How does Damselfly Work?

A lot of the UI/UX paradigms within Damselfly are based on the same sorts of functionality found in Google's highly popular, but now-defunct Picasa application. I've used Picasa for over a decade, and the speed and simplicity of its management of photos, particularly around search, simple edits, and keyword tagging/management, are unmatched anywhere else in my opinion. Unfortunately, Google decided to demise Picasa, and whilst it still works, it's becoming less and less practical to use (e.g., on MacOS, it runs on Catalina/Big Sur, but can't be installed because the installer is 32-bit). So I've borrowed some of the concepts for Damselfly:

  • Basket selection - images within Dasmselfly can be added to the basket by clicking the round button on each thumb.
  • Once in the basket, certain operations can be carried out, such as uploading to Wordpress in a single click, or exporting at various resolutions, with or without a watermark.
  • There's also a selection model, for quick operations on a few images in the browse screen. Click to toggle selection, and then add keywords, or add to the baskey, using the buttons at the bottom of the browse area. Note: the selection model needs some improvements to support shift-select, etc - these will be coming.
  • Adding keywords (IPTC tags) can be done for selected images, images in the basket or the currently displayed image on the properties screen.

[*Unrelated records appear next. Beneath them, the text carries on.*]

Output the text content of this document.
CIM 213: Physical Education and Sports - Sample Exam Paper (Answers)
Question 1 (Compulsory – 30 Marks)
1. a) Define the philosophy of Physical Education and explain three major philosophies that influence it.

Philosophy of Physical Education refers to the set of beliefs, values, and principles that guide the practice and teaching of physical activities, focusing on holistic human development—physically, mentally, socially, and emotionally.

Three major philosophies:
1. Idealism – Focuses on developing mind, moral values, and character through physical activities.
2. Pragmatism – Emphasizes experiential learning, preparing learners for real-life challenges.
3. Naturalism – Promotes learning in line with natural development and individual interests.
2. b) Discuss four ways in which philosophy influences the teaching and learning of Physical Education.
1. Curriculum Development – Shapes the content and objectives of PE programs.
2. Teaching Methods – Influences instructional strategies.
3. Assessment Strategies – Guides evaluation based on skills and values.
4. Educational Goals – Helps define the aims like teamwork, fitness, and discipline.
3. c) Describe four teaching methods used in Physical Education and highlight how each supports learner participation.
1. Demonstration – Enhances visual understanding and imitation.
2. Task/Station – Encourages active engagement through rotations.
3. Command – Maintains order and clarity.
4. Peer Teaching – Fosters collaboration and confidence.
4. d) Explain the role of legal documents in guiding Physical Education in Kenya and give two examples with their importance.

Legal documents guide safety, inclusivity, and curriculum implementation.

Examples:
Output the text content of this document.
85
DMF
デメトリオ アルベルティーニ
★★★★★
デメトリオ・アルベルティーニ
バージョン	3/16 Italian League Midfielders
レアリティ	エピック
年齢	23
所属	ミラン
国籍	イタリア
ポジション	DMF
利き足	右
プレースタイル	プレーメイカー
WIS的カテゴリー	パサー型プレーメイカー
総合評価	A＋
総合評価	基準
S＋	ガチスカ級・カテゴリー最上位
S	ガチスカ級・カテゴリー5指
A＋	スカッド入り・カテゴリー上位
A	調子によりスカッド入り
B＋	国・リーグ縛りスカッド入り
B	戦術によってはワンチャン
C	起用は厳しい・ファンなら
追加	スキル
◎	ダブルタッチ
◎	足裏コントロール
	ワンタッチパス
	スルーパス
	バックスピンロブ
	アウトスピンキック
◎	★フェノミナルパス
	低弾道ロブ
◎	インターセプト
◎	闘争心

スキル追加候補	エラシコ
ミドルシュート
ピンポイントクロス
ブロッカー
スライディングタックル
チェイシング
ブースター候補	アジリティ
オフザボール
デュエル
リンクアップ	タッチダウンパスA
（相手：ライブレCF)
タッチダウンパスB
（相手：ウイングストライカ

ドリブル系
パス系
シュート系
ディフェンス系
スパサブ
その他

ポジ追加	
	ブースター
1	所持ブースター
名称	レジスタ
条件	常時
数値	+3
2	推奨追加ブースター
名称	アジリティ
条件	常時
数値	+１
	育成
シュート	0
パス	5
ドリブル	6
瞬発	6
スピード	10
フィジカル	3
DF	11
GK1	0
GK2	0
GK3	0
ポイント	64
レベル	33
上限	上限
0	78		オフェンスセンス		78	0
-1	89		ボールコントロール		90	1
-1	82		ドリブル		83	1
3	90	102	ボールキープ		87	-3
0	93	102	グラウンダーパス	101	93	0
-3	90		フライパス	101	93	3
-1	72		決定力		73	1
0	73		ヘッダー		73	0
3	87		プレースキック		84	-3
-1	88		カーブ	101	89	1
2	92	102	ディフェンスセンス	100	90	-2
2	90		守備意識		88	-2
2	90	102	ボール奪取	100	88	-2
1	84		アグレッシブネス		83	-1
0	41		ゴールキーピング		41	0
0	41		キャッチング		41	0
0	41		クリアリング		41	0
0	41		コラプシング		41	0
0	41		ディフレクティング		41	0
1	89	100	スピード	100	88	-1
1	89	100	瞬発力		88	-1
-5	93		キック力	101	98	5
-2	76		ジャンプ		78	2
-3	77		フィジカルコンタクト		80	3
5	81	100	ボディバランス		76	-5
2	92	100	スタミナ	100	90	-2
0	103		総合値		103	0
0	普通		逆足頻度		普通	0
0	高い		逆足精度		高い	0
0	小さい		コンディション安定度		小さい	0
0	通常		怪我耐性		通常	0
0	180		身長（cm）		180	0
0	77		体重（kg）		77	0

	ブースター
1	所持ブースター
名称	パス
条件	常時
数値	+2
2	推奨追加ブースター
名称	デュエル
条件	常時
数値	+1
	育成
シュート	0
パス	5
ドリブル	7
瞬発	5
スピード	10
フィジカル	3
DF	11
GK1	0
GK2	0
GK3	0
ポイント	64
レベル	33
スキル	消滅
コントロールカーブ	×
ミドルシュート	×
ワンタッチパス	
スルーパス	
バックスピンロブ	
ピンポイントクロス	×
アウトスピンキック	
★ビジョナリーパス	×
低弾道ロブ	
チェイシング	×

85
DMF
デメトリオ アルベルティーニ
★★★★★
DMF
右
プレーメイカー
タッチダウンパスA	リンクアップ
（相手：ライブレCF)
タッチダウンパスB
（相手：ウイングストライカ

How does Damselfly index images?

At startup, Damselfly will run a full index on the folder of images passed in as the only mandatory parameter (or the volume mapped to /pictures if you're running in Docker). The process runs as follows:

  1. Damselfly will scan the entire folder tree for any images (currently JPG, PNG, HEIC, TIFF, Webp, BMP and DNG/CR2 RAW). This process is normally very quick - on my Synology NAS, around half a million images can be scanned in an hour or two). During this process, a filesystem iNotify watcher will be set up for each folder in the tree to watch for changes.
  2. Next, Damselfly will then go back through all of the images, in newest (by file-modified-date) order first, and run the metadata scan. This is more time-consuming, but will pull in all of the metadata such as the resolution, keyword tags, other EXIF data, when the photo was taken, etc.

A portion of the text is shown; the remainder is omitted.